A weekly encounter between host William Southgate and people who are making things happen in the arts.
Design - Ken Goodman
Sound John Neill
Technical Producer Stuart Murray
Producer Terry Bryan
TV1 plans new arts series
By KEN COATES
Press, 23 June 1977
The arts, and people doing interesting and creative things in various fields, will receive belated attention from TV1 in a new series called “Arena,” which will begin when the first of 13 programmes is screened on Sunday afternoon. The producer. Terry Bryan, who has always been personally interested in the arts, says the series seeks to show interesting things that are happening around the country, particularly where communities are involved. Each programme will last 40 minutes. He has also found that with these stories often come interesting people.
For example, Helen Mason, the potter, was living in a community at Tokomaru Bay, or the east coast of the North Island, he said. The Māori people were decorating her pottery in Māori style, and she was teaching spinning and weaving. This was an interesting
story of cross-cultural exchange, as well as of a creative and interesting person. Terry Bryan has gathered much of the material for the first series, and has evolved a presentation pattern of films made “on location” one week, and a studio performance the next week.
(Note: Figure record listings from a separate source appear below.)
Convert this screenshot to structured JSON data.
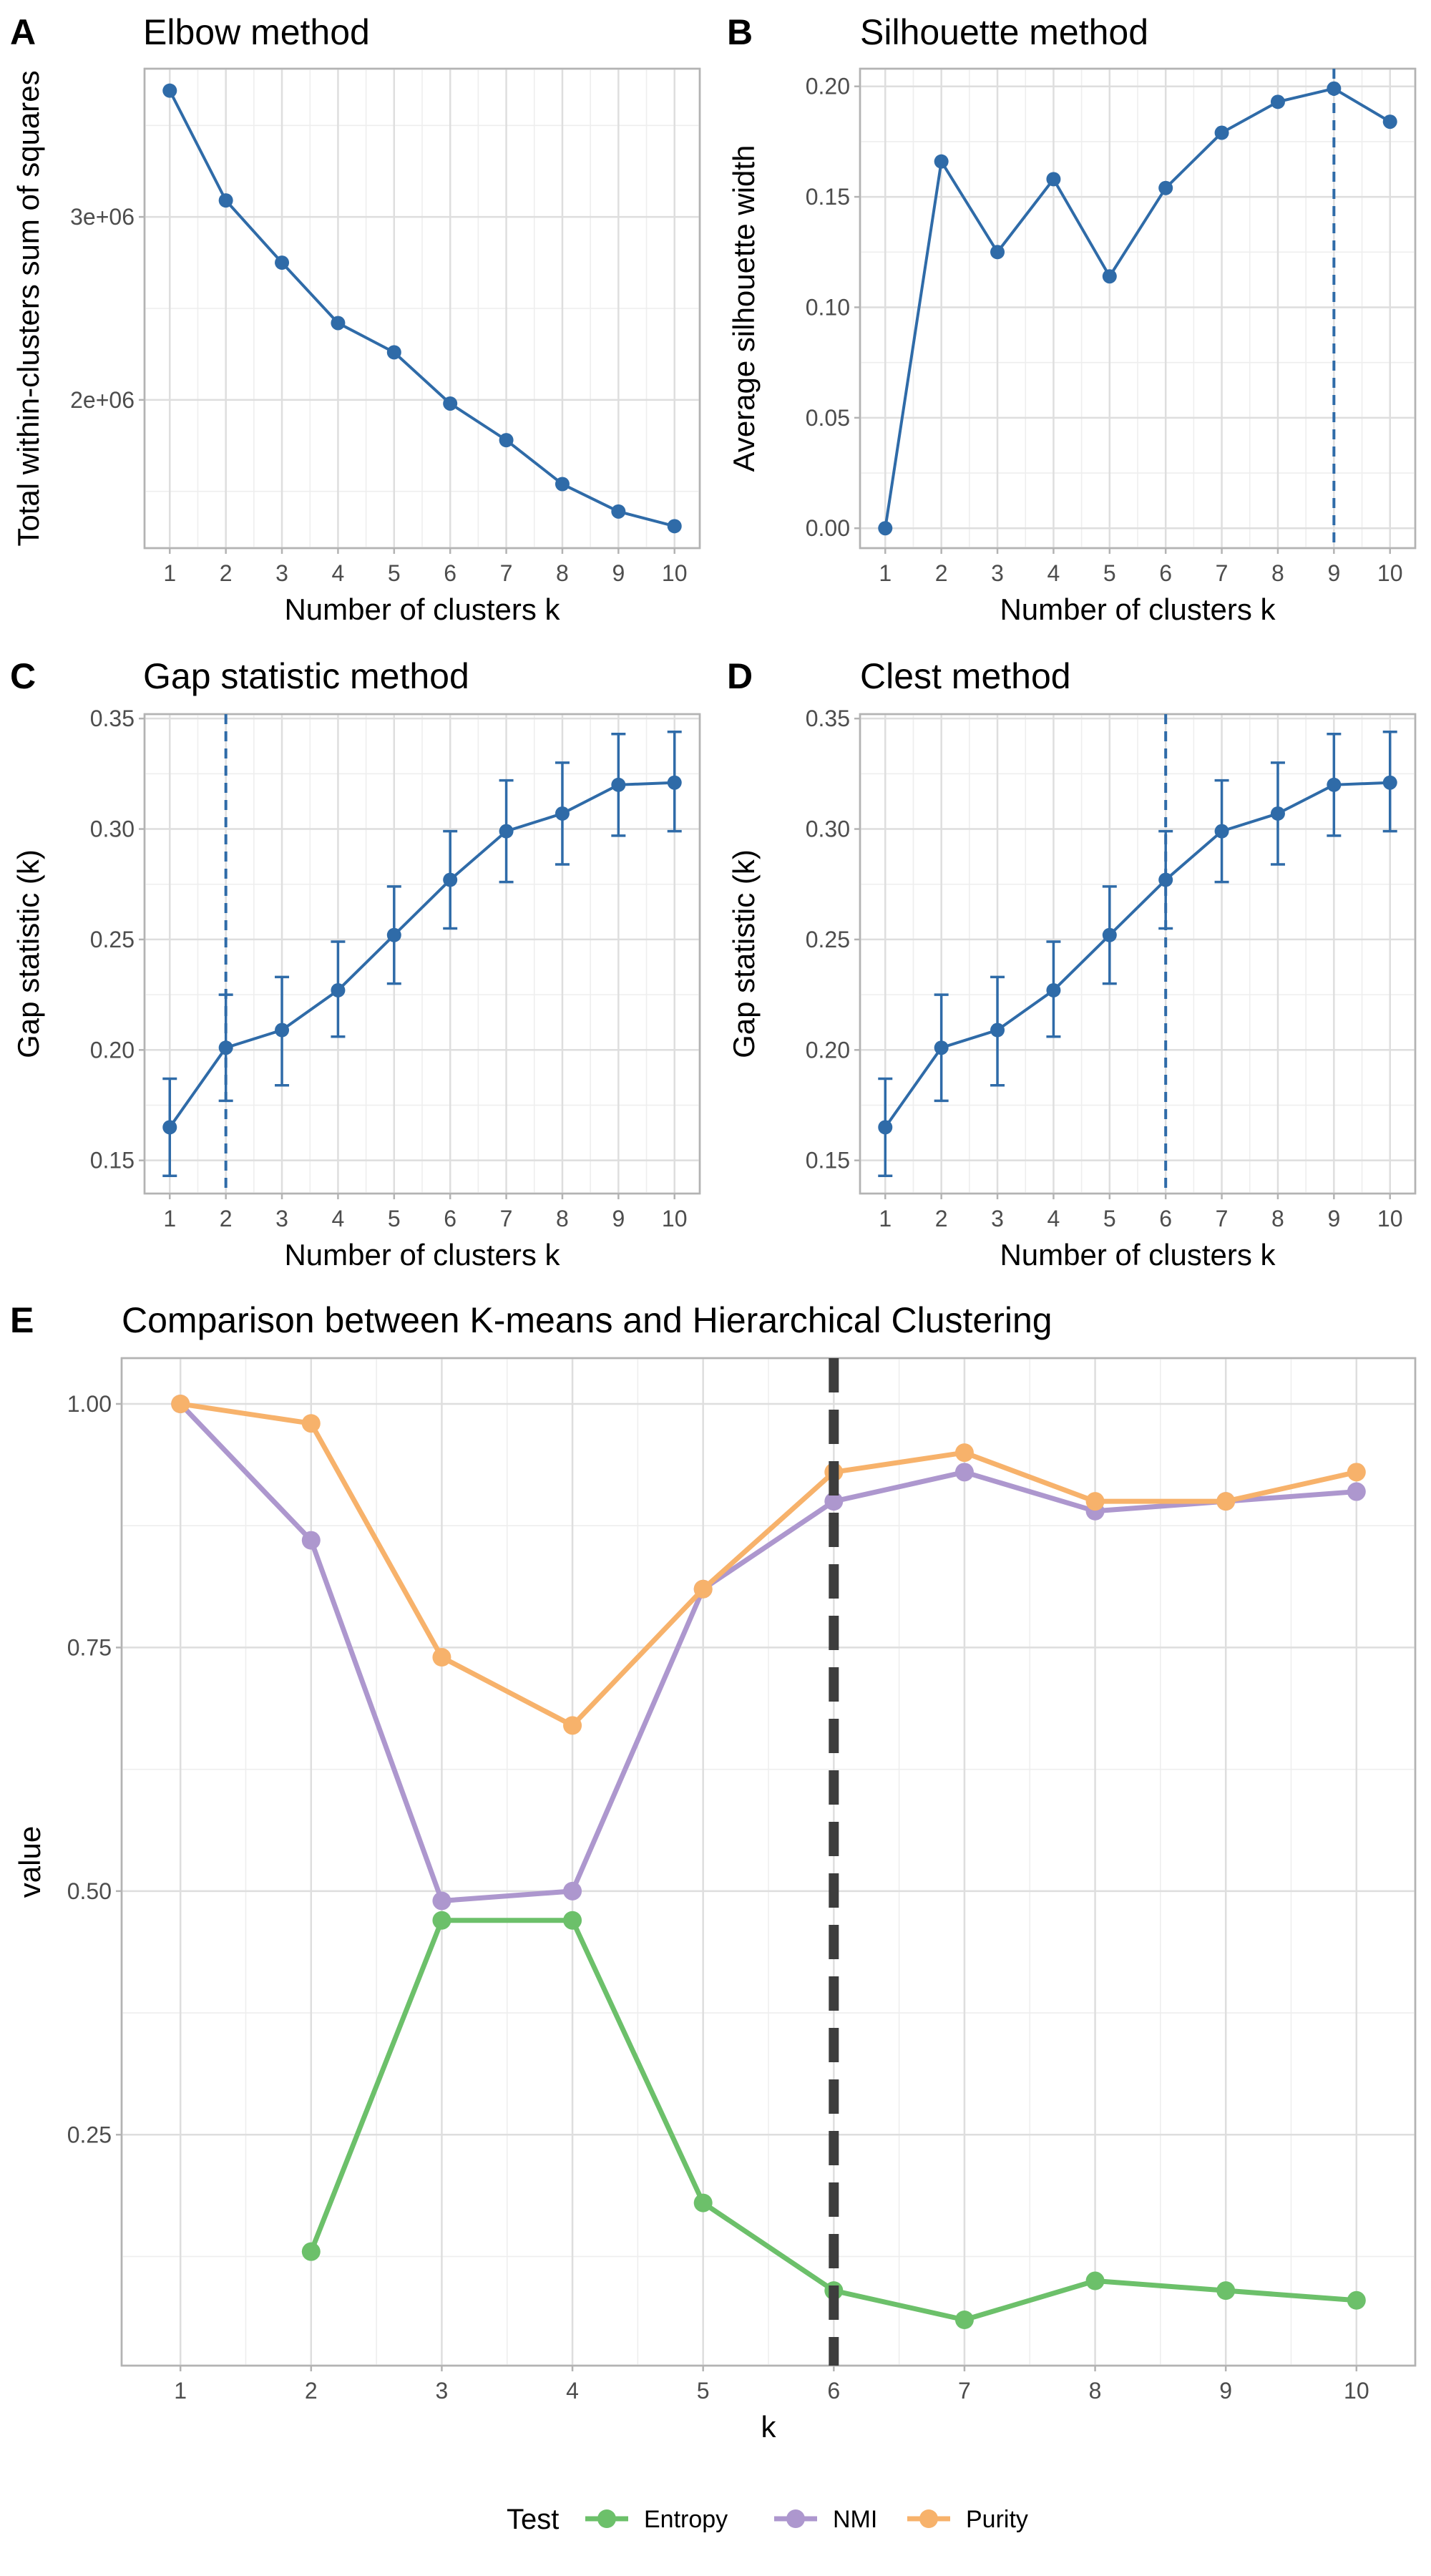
{
  "colors": {
    "blue": "#2F6BA8",
    "entropy": "#6CC06A",
    "nmi": "#AD97CE",
    "purity": "#F7B26B",
    "dashed_dark": "#3d3d3d"
  },
  "chart_data": [
    {
      "id": "A",
      "type": "line",
      "letter": "A",
      "title": "Elbow method",
      "xlabel": "Number of clusters k",
      "ylabel": "Total within-clusters sum of squares",
      "x": [
        1,
        2,
        3,
        4,
        5,
        6,
        7,
        8,
        9,
        10
      ],
      "y": [
        3690000,
        3090000,
        2750000,
        2420000,
        2260000,
        1980000,
        1780000,
        1540000,
        1390000,
        1310000
      ],
      "xlim": [
        0.55,
        10.45
      ],
      "ylim": [
        1190000,
        3810000
      ],
      "yticks": [
        2000000,
        3000000
      ],
      "ytick_labels": [
        "2e+06",
        "3e+06"
      ],
      "xticks": [
        1,
        2,
        3,
        4,
        5,
        6,
        7,
        8,
        9,
        10
      ],
      "vline": null,
      "grid": true
    },
    {
      "id": "B",
      "type": "line",
      "letter": "B",
      "title": "Silhouette method",
      "xlabel": "Number of clusters k",
      "ylabel": "Average silhouette width",
      "x": [
        1,
        2,
        3,
        4,
        5,
        6,
        7,
        8,
        9,
        10
      ],
      "y": [
        0.0,
        0.166,
        0.125,
        0.158,
        0.114,
        0.154,
        0.179,
        0.193,
        0.199,
        0.184
      ],
      "xlim": [
        0.55,
        10.45
      ],
      "ylim": [
        -0.009,
        0.208
      ],
      "yticks": [
        0.0,
        0.05,
        0.1,
        0.15,
        0.2
      ],
      "ytick_labels": [
        "0.00",
        "0.05",
        "0.10",
        "0.15",
        "0.20"
      ],
      "xticks": [
        1,
        2,
        3,
        4,
        5,
        6,
        7,
        8,
        9,
        10
      ],
      "vline": 9,
      "grid": true
    },
    {
      "id": "C",
      "type": "line",
      "letter": "C",
      "title": "Gap statistic method",
      "xlabel": "Number of clusters k",
      "ylabel": "Gap statistic (k)",
      "x": [
        1,
        2,
        3,
        4,
        5,
        6,
        7,
        8,
        9,
        10
      ],
      "y": [
        0.165,
        0.201,
        0.209,
        0.227,
        0.252,
        0.277,
        0.299,
        0.307,
        0.32,
        0.321
      ],
      "ymin": [
        0.143,
        0.177,
        0.184,
        0.206,
        0.23,
        0.255,
        0.276,
        0.284,
        0.297,
        0.299
      ],
      "ymax": [
        0.187,
        0.225,
        0.233,
        0.249,
        0.274,
        0.299,
        0.322,
        0.33,
        0.343,
        0.344
      ],
      "xlim": [
        0.55,
        10.45
      ],
      "ylim": [
        0.135,
        0.352
      ],
      "yticks": [
        0.15,
        0.2,
        0.25,
        0.3,
        0.35
      ],
      "ytick_labels": [
        "0.15",
        "0.20",
        "0.25",
        "0.30",
        "0.35"
      ],
      "xticks": [
        1,
        2,
        3,
        4,
        5,
        6,
        7,
        8,
        9,
        10
      ],
      "vline": 2,
      "grid": true
    },
    {
      "id": "D",
      "type": "line",
      "letter": "D",
      "title": "Clest method",
      "xlabel": "Number of clusters k",
      "ylabel": "Gap statistic (k)",
      "x": [
        1,
        2,
        3,
        4,
        5,
        6,
        7,
        8,
        9,
        10
      ],
      "y": [
        0.165,
        0.201,
        0.209,
        0.227,
        0.252,
        0.277,
        0.299,
        0.307,
        0.32,
        0.321
      ],
      "ymin": [
        0.143,
        0.177,
        0.184,
        0.206,
        0.23,
        0.255,
        0.276,
        0.284,
        0.297,
        0.299
      ],
      "ymax": [
        0.187,
        0.225,
        0.233,
        0.249,
        0.274,
        0.299,
        0.322,
        0.33,
        0.343,
        0.344
      ],
      "xlim": [
        0.55,
        10.45
      ],
      "ylim": [
        0.135,
        0.352
      ],
      "yticks": [
        0.15,
        0.2,
        0.25,
        0.3,
        0.35
      ],
      "ytick_labels": [
        "0.15",
        "0.20",
        "0.25",
        "0.30",
        "0.35"
      ],
      "xticks": [
        1,
        2,
        3,
        4,
        5,
        6,
        7,
        8,
        9,
        10
      ],
      "vline": 6,
      "grid": true
    },
    {
      "id": "E",
      "type": "line",
      "letter": "E",
      "title": "Comparison between K-means and Hierarchical Clustering",
      "xlabel": "k",
      "ylabel": "value",
      "x": [
        1,
        2,
        3,
        4,
        5,
        6,
        7,
        8,
        9,
        10
      ],
      "series": [
        {
          "name": "Entropy",
          "color_key": "entropy",
          "values": [
            null,
            0.13,
            0.47,
            0.47,
            0.18,
            0.09,
            0.06,
            0.1,
            0.09,
            0.08
          ]
        },
        {
          "name": "NMI",
          "color_key": "nmi",
          "values": [
            1.0,
            0.86,
            0.49,
            0.5,
            0.81,
            0.9,
            0.93,
            0.89,
            0.9,
            0.91
          ]
        },
        {
          "name": "Purity",
          "color_key": "purity",
          "values": [
            1.0,
            0.98,
            0.74,
            0.67,
            0.81,
            0.93,
            0.95,
            0.9,
            0.9,
            0.93
          ]
        }
      ],
      "xlim": [
        0.55,
        10.45
      ],
      "ylim": [
        0.013,
        1.047
      ],
      "yticks": [
        0.25,
        0.5,
        0.75,
        1.0
      ],
      "ytick_labels": [
        "0.25",
        "0.50",
        "0.75",
        "1.00"
      ],
      "xticks": [
        1,
        2,
        3,
        4,
        5,
        6,
        7,
        8,
        9,
        10
      ],
      "vline": 6,
      "grid": true,
      "legend": {
        "title": "Test",
        "position": "bottom",
        "entries": [
          "Entropy",
          "NMI",
          "Purity"
        ]
      }
    }
  ]
}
“Arena” usually will consist of two items. It has been scheduled for the off-peak time of 4.30 p.m. on Sundays, but has the opportunity of securing a family audience.
On Sunday, the series will have a theme of comedy and dance. Six writers have each put together humorous sketches, ranging in duration from five minutes to five seconds.
They are Hanafi Hayes, managing director of the small independent Christchurch company, Telenion Productions, Joe Musaphia, Dave Smith, Roger Hall, Michael Wilson, and Derek Payne.
Terry Bryan says he asked comedy writers to submit material, approved sketches, engaged actors, and then asked them to direct their own productions. “This was done in response to a complaint from writers that often too many people get in
the way between what they write and the production,” he said. The other item in the first “Arena” features the Impulse Dance Theatre Company, based in Wellington. The second programme will show a documentary on the sculptor, Len Lye, as well as the installation of three of his works in the Govett-Brewster Gallery in New Plymouth.
A shorter item on the photographer, Ans Westra, has been filmed. To do this a film crew followed her at work in the Cuba Street Mall. In the production her finished prints are injected at the time of shooting, and she explains what was involved.
Another programme features the percussionist with the New Zealand Symphony Orchestra, Gary Brain, and consists of the performance he has been giving with schoolchildren round the country for the last three years. Forty children were invited to the Avalon studio, and “became very involved,” according to the producer. This will occupy the whole 40-minute programme.
Terry Bryan hopes that “Arena” will prove that an arts programme can be entertaining and competitive with other programmes on television. He considers that producers have tended to treat the arts with too much reverence. If “Arena” entertains and grabs viewers, then it could well merit consideration for re-slotting to attract a wider audience.
Christchurch viewers will be interested in the “Arena” coverage of the Christchurch Arts Centre. A film crew visited the centre on the day a fair was held, and the producer comments: “It is a nice story, we have plenty oi material, and it will occupy the whole programme. It will probably appear as the sixth in the series.”
Other subjects to be covered by “Arena”- include Murray Ball, the cartoonist and creator of “Footrot Flats”; the early music group, the Troubadours: and Indian music and dance in New Zealand, with emphasis on the Bakachandran family in Wellington and silversmiths working in Auckland.
“I have a reasonable budget, but have also had to be careful and gather as much material as possible within easy distance of Avalon,” commented the producer. The frontman for the series will be William Southgate, of Wellington.